Why flattening your org chart may raise your succession game

Many industries are experiencing an interesting shift toward flatter organizational structures. The financial services sector is no exception. With fewer levels of hierarchy, the thinking goes, there is more room for autonomy. This creates space for employees to rely less on supervisors and more on their training when making day-to-day decisions.

The need to make those decisions faster is among the varied reasons organizations are flattening their org charts. Too many cooks in the kitchen typically overcomplicates choices. Over time, unnecessary complexity can create a culture of micromanagement and mistrust—not exactly the kind of environment that attracts top talent, nor supports a strong leadership continuity plan.

Indeed, today’s up-and-coming leaders seem to prefer greater autonomy at work. It’s no wonder. Autonomy leads to feelings of being valued, greater happiness and engagement. What’s more, it often motivates employees to go out and learn how to do something they may not already know how to do. In other words, autonomy shapes workers into leaders—making it much easier to develop an attainable succession plan.

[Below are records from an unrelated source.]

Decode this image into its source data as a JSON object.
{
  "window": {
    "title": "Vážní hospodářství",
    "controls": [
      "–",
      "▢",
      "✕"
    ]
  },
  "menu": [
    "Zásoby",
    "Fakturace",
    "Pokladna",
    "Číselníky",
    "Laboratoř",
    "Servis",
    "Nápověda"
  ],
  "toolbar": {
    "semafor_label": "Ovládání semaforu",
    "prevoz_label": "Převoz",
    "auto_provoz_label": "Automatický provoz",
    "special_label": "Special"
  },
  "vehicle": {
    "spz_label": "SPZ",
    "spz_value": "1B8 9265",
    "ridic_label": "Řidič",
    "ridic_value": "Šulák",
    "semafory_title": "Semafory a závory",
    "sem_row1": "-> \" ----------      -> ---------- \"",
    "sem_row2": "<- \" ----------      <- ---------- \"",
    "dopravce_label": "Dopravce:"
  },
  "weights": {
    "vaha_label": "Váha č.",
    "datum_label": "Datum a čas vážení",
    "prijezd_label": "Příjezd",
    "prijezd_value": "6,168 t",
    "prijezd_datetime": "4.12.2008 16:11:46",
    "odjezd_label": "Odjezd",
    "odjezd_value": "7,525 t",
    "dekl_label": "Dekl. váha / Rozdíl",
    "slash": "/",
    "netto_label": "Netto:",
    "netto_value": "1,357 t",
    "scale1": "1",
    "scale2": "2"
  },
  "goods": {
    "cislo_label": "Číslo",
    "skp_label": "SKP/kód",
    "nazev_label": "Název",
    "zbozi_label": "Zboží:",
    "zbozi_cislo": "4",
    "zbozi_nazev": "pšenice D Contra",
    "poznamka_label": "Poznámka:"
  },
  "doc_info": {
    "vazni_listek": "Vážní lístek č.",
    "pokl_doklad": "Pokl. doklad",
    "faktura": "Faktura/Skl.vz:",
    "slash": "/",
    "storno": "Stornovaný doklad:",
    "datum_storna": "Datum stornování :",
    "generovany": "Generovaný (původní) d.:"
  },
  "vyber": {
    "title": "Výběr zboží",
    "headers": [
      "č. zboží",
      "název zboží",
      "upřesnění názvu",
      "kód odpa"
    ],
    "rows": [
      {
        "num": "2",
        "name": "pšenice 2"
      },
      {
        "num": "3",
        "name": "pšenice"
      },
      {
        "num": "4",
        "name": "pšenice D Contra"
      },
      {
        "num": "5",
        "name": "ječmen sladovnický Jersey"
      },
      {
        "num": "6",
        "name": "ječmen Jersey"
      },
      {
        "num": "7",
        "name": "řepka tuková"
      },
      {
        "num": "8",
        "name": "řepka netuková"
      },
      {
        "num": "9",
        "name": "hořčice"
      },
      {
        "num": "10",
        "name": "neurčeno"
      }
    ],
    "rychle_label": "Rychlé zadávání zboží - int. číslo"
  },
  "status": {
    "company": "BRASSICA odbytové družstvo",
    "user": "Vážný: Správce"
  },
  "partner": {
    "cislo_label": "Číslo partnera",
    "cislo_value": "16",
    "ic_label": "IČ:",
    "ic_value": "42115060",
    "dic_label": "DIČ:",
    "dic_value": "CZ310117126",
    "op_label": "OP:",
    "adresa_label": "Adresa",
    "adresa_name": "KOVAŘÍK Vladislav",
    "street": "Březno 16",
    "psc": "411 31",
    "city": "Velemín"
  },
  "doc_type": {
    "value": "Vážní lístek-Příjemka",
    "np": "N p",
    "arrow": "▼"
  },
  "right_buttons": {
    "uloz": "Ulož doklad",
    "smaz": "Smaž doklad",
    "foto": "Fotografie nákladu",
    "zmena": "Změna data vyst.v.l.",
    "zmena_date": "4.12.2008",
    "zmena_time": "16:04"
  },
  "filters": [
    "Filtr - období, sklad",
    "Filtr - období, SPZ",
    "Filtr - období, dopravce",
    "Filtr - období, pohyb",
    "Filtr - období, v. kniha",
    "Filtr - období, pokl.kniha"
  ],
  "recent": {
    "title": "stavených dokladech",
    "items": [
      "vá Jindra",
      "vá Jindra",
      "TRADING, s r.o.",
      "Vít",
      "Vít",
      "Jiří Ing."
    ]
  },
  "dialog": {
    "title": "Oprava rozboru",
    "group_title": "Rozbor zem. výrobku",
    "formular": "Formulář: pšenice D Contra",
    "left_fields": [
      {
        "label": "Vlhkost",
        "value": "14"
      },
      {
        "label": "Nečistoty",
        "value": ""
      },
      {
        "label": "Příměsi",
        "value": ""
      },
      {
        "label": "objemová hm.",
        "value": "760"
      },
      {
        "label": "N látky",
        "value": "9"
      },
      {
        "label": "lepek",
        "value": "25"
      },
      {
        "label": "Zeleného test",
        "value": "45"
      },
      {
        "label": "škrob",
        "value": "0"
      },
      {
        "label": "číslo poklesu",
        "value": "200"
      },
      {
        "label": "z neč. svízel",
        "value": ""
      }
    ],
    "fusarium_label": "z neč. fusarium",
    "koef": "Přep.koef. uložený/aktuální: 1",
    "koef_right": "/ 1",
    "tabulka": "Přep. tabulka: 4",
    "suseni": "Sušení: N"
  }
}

Another reason credit unions may be making the shift to flatter structures is to manage the necessary connections between a growing number of products, services, channels and experiences. Members expect credit unions to meet them where they are, enabling engagement on the same product via phone, chat, in-branch or on a mobile banking site. The more internal complexity, the more difficult it is for credit unions to deliver on that expectation.